In determining the rights of parties under certificates in these benefit associations, the policy of the State in which the association is organized must be kept in view, and regard must be had to the limitations placed by the constitution of the society and the statute upon the power of members to designate beneficiaries. “Where the power is special it must be exercised within the restrictions imposed by the terms of its creation, which are contained in the charter and by-laws, as modified by statute.” Bacon, Benefit Societies, Sec. 244.

Where the beneficiaries are prescribed by law, it is an evasion of its policy and a violation of its letter to say that where a member has named a person not within the class to be benefited, and the corporation has issued the certificate to such person, such acts shall deprive the proper person or class of persons of all right to or interest in the fund. As said by the Supreme Court of Kentucky, “ where the charter prescribes who shall be the beneficiaries of the membership after the death of the member, it is not in the power of the company or of the member, or of both, to alter the rights of those who by the charter are declared to be the beneficiaries, except in the mode and to the extent therein indicated.”

However apt and just the rule in Knights of Honor v. Watson may be, therefore, in a case where the fund should lapse, and no persons have any interest in it, and where it, if not paid to the person named in the certificate, would not be paid at all, we are of opinion that such rule has no proper application in the case now under consideration.

The decree of the Superior Court is right, and will, therefore, be affirmed.

Decree affirmed.






Dissenting Opinion

Gary, J.,

dissenting. My view of this case is that the appellant is entitled to the money in controversy.

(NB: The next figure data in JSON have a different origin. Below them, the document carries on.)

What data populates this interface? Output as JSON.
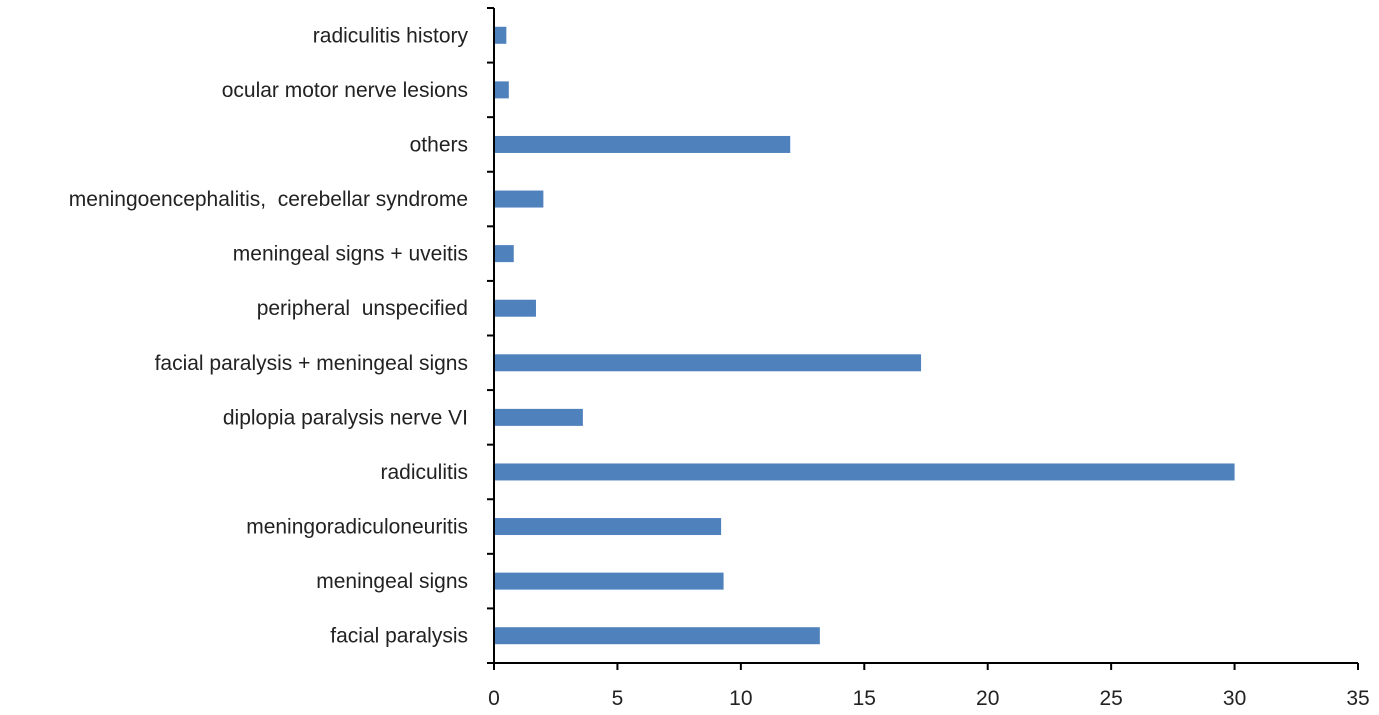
{
  "chart_data": {
    "type": "bar",
    "orientation": "horizontal",
    "title": "",
    "xlabel": "",
    "ylabel": "",
    "categories": [
      "facial paralysis",
      "meningeal signs",
      "meningoradiculoneuritis",
      "radiculitis",
      "diplopia paralysis nerve VI",
      "facial paralysis + meningeal signs",
      "peripheral  unspecified",
      "meningeal signs + uveitis",
      "meningoencephalitis,  cerebellar syndrome",
      "others",
      "ocular motor nerve lesions",
      "radiculitis history"
    ],
    "values": [
      13.2,
      9.3,
      9.2,
      30.0,
      3.6,
      17.3,
      1.7,
      0.8,
      2.0,
      12.0,
      0.6,
      0.5
    ],
    "xlim": [
      0,
      35
    ],
    "xticks": [
      0,
      5,
      10,
      15,
      20,
      25,
      30,
      35
    ],
    "bar_color": "#4f81bd",
    "grid": false,
    "legend": "none"
  }
}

The Supreme Council of the Koyal Arcanum having paid the money into court, to be paid to one or the other of these parties, no question as to the obligation of the council to pay it is in the case. Knights v. Watson, 15 Atl. R. 125.

On the face of the certificate it is payable to the appellant. Her legal title can only be avoided by showing a superior right in the appellees. If it were now a question whether the certificate was properly issued, payable to her, it would be a strong argument in her favor, that the council, having given a practical construction to their own law, by issuing such certificate payable to her, upon the hypothesis that an “affianced wife” was properly included in class 2, without any further proof of dependency than what was implied from that relation, and that relation not having ceased at the time of the death of W. D. Welch, and he having paid all his dues and assessments up to the time of his death, upon the promise of the council to pay her, the council is estopped to deny that the state of facts upon which they issued the certificate is sufficient to entitle her to require them to perform the promise on the faith of which they receive such dues. Benefit Ass’n v. Blue, 120 Ill. 121. She was the object of the solicitude of W. D. Welch.

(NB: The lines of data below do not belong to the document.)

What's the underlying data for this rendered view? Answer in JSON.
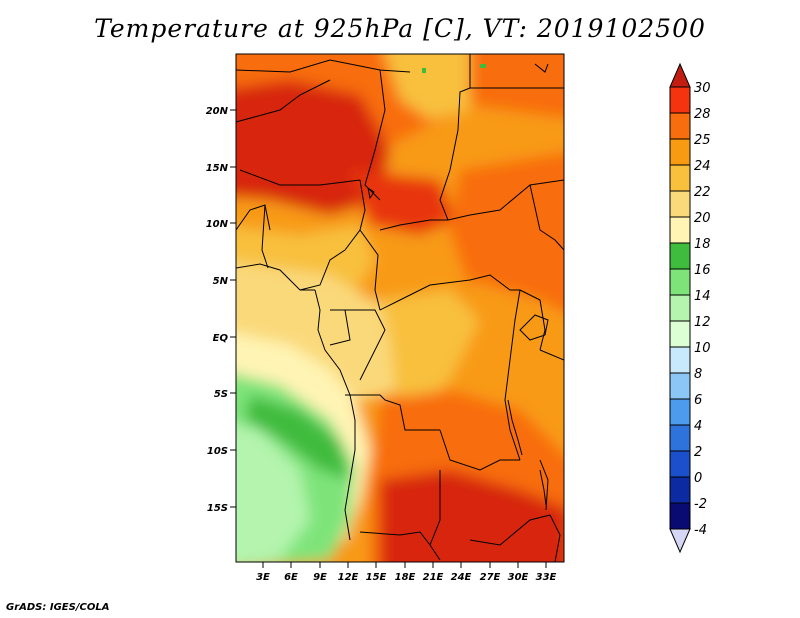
{
  "title": "Temperature at 925hPa [C], VT: 2019102500",
  "credit": "GrADS: IGES/COLA",
  "map": {
    "lat_labels": [
      "20N",
      "15N",
      "10N",
      "5N",
      "EQ",
      "5S",
      "10S",
      "15S"
    ],
    "lon_labels": [
      "3E",
      "6E",
      "9E",
      "12E",
      "15E",
      "18E",
      "21E",
      "24E",
      "27E",
      "30E",
      "33E"
    ]
  },
  "colorbar": {
    "labels": [
      "30",
      "28",
      "25",
      "24",
      "22",
      "20",
      "18",
      "16",
      "14",
      "12",
      "10",
      "8",
      "6",
      "4",
      "2",
      "0",
      "-2",
      "-4"
    ],
    "colors": [
      "#f5330f",
      "#f86d0d",
      "#f89a12",
      "#f8c03c",
      "#fad97a",
      "#fff4b4",
      "#3fbb3e",
      "#7ee47a",
      "#b4f4ae",
      "#dcffd4",
      "#c8e8fb",
      "#8cc6f6",
      "#4c9bec",
      "#2e72db",
      "#1b4fcc",
      "#0c2ba3",
      "#0a0a73"
    ],
    "top_cap_color": "#c21d10",
    "bottom_cap_color": "#d6d6f6"
  },
  "colors": {
    "hot": "#c71e0f",
    "warm": "#f5330f",
    "orange": "#f86d0d",
    "amber": "#f89a12",
    "gold": "#f8c03c",
    "pale": "#fad97a",
    "cream": "#fff4b4",
    "green": "#3fbb3e",
    "lightgreen": "#7ee47a",
    "palegreen": "#b4f4ae"
  }
}
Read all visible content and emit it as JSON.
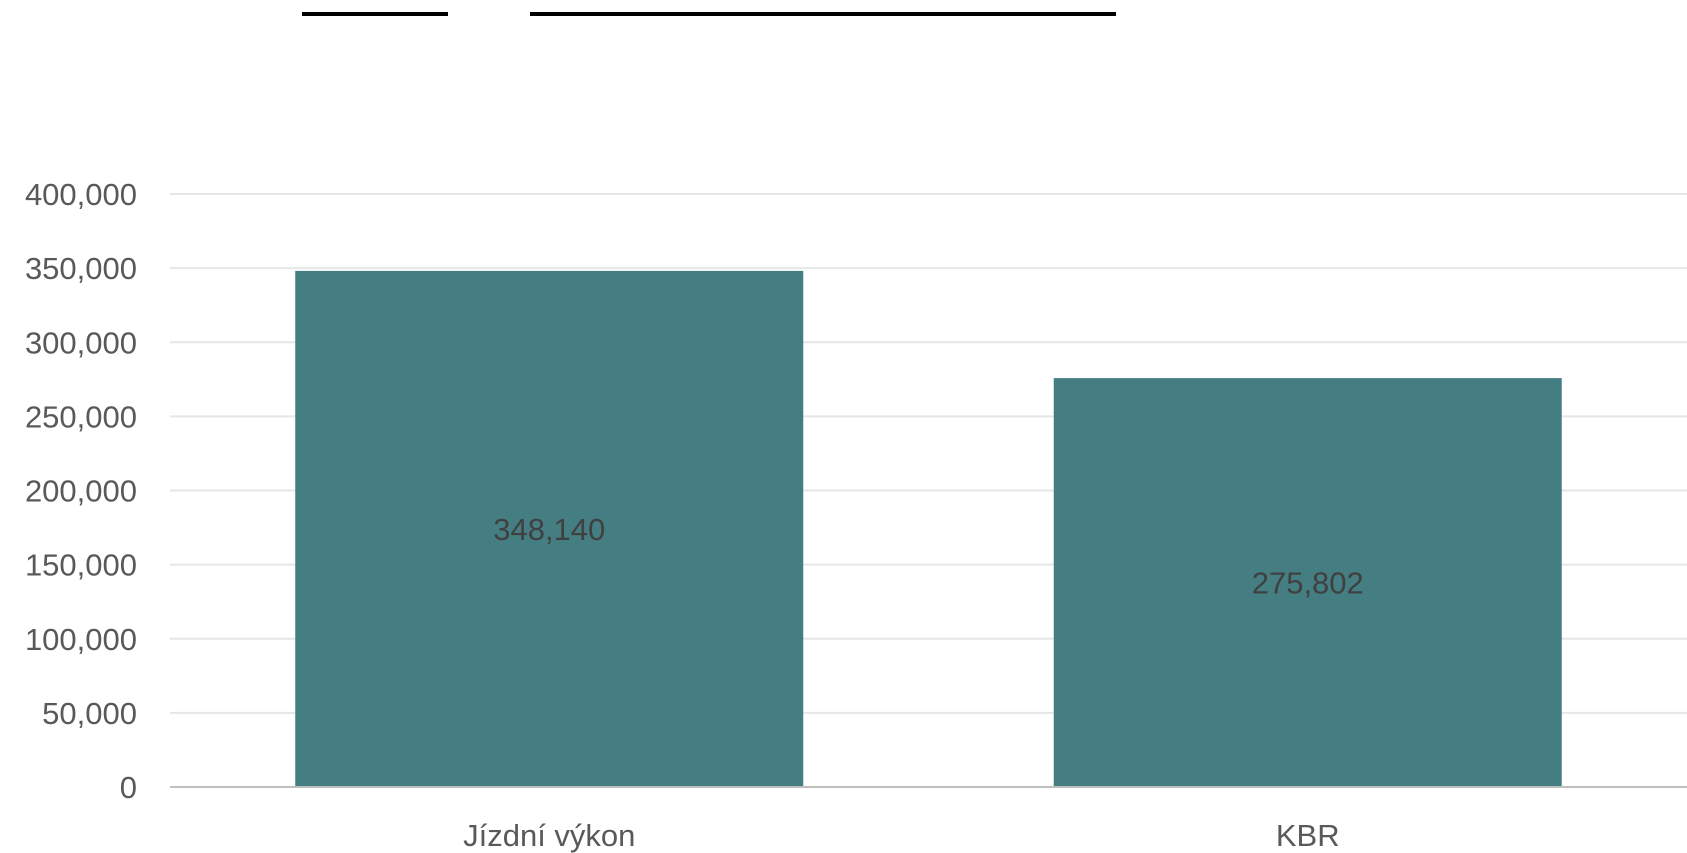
{
  "chart_data": {
    "type": "bar",
    "categories": [
      "Jízdní výkon",
      "KBR"
    ],
    "values": [
      348140,
      275802
    ],
    "value_labels": [
      "348,140",
      "275,802"
    ],
    "title": "",
    "xlabel": "",
    "ylabel": "",
    "ylim": [
      0,
      400000
    ],
    "yticks": [
      0,
      50000,
      100000,
      150000,
      200000,
      250000,
      300000,
      350000,
      400000
    ],
    "ytick_labels": [
      "0",
      "50,000",
      "100,000",
      "150,000",
      "200,000",
      "250,000",
      "300,000",
      "350,000",
      "400,000"
    ],
    "grid": true,
    "legend": "none"
  },
  "colors": {
    "bar": "#447e82",
    "grid": "#e6e6e6",
    "axis": "#bfbfbf",
    "redacted_marks": "#000000"
  }
}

The lot of most women, in most of the relations of life is a dependent one. The future of a woman engaged to be married depends very greatly upon the man to whom she is affianced. It is doing no violence to the language which described class 2, to include within it, not only those to whom the member at the time the certificate is issued is furnishing food, clothing, lodging or education, but also those with whom he has such existing relations, that acting in good faith, he thereafter will so furnish them.

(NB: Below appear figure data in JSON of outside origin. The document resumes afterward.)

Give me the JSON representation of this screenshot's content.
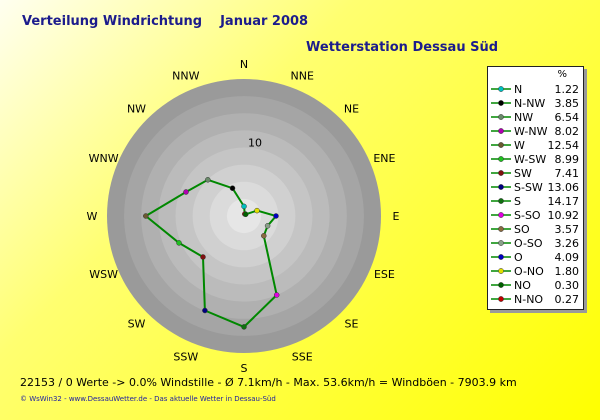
{
  "title": "Verteilung Windrichtung",
  "month": "Januar 2008",
  "station": "Wetterstation Dessau Süd",
  "footer": "22153 / 0 Werte  -> 0.0% Windstille   -   Ø 7.1km/h  -  Max. 53.6km/h = Windböen   -   7903.9 km",
  "credit": "© WsWin32  -  www.DessauWetter.de  -  Das aktuelle Wetter in Dessau-Süd",
  "colors": {
    "line": "#008800",
    "ring_outer": "#999999",
    "ring_inner": "#e6e6e6",
    "label": "#1c1c8c",
    "text": "#000000"
  },
  "chart_data": {
    "type": "radar",
    "rmax": 17.5,
    "ring_label": "10",
    "compass": [
      "N",
      "NNE",
      "NE",
      "ENE",
      "E",
      "ESE",
      "SE",
      "SSE",
      "S",
      "SSW",
      "SW",
      "WSW",
      "W",
      "WNW",
      "NW",
      "NNW"
    ],
    "legend_header": "%",
    "series": [
      {
        "label": "N",
        "dir": "N",
        "value": 1.22,
        "color": "#00c0c0"
      },
      {
        "label": "N-NW",
        "dir": "NNW",
        "value": 3.85,
        "color": "#000000"
      },
      {
        "label": "NW",
        "dir": "NW",
        "value": 6.54,
        "color": "#6a8a6a"
      },
      {
        "label": "W-NW",
        "dir": "WNW",
        "value": 8.02,
        "color": "#b000b0"
      },
      {
        "label": "W",
        "dir": "W",
        "value": 12.54,
        "color": "#6a5a30"
      },
      {
        "label": "W-SW",
        "dir": "WSW",
        "value": 8.99,
        "color": "#20c020"
      },
      {
        "label": "SW",
        "dir": "SW",
        "value": 7.41,
        "color": "#801010"
      },
      {
        "label": "S-SW",
        "dir": "SSW",
        "value": 13.06,
        "color": "#000080"
      },
      {
        "label": "S",
        "dir": "S",
        "value": 14.17,
        "color": "#107010"
      },
      {
        "label": "S-SO",
        "dir": "SSE",
        "value": 10.92,
        "color": "#e000e0"
      },
      {
        "label": "SO",
        "dir": "SE",
        "value": 3.57,
        "color": "#8a6a40"
      },
      {
        "label": "O-SO",
        "dir": "ESE",
        "value": 3.26,
        "color": "#8aa08a"
      },
      {
        "label": "O",
        "dir": "E",
        "value": 4.09,
        "color": "#0000c0"
      },
      {
        "label": "O-NO",
        "dir": "ENE",
        "value": 1.8,
        "color": "#e0e000"
      },
      {
        "label": "NO",
        "dir": "NE",
        "value": 0.3,
        "color": "#006000"
      },
      {
        "label": "N-NO",
        "dir": "NNE",
        "value": 0.27,
        "color": "#c00000"
      }
    ]
  }
}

In the case of Supreme Council v. Berry, 140 Mass. 580, the council was no party to the designation of the lady as the beneficiary. The council there was bound to pay somebody upon a certificate, as to the validity of which there was no question, and had had no part in the selection of any individual as beneficiary. It is true that the court there held a by-law of the council, under which she was entitled to take, invalid, as contravening their statute, under which the council was organized. In a proper case, it would be a serious question whether the rights of citizens of Illinois, under contracts made in Illinois, to be performed in Illinois, are to be affected by statutory provisions of which they are ignorant, in another State.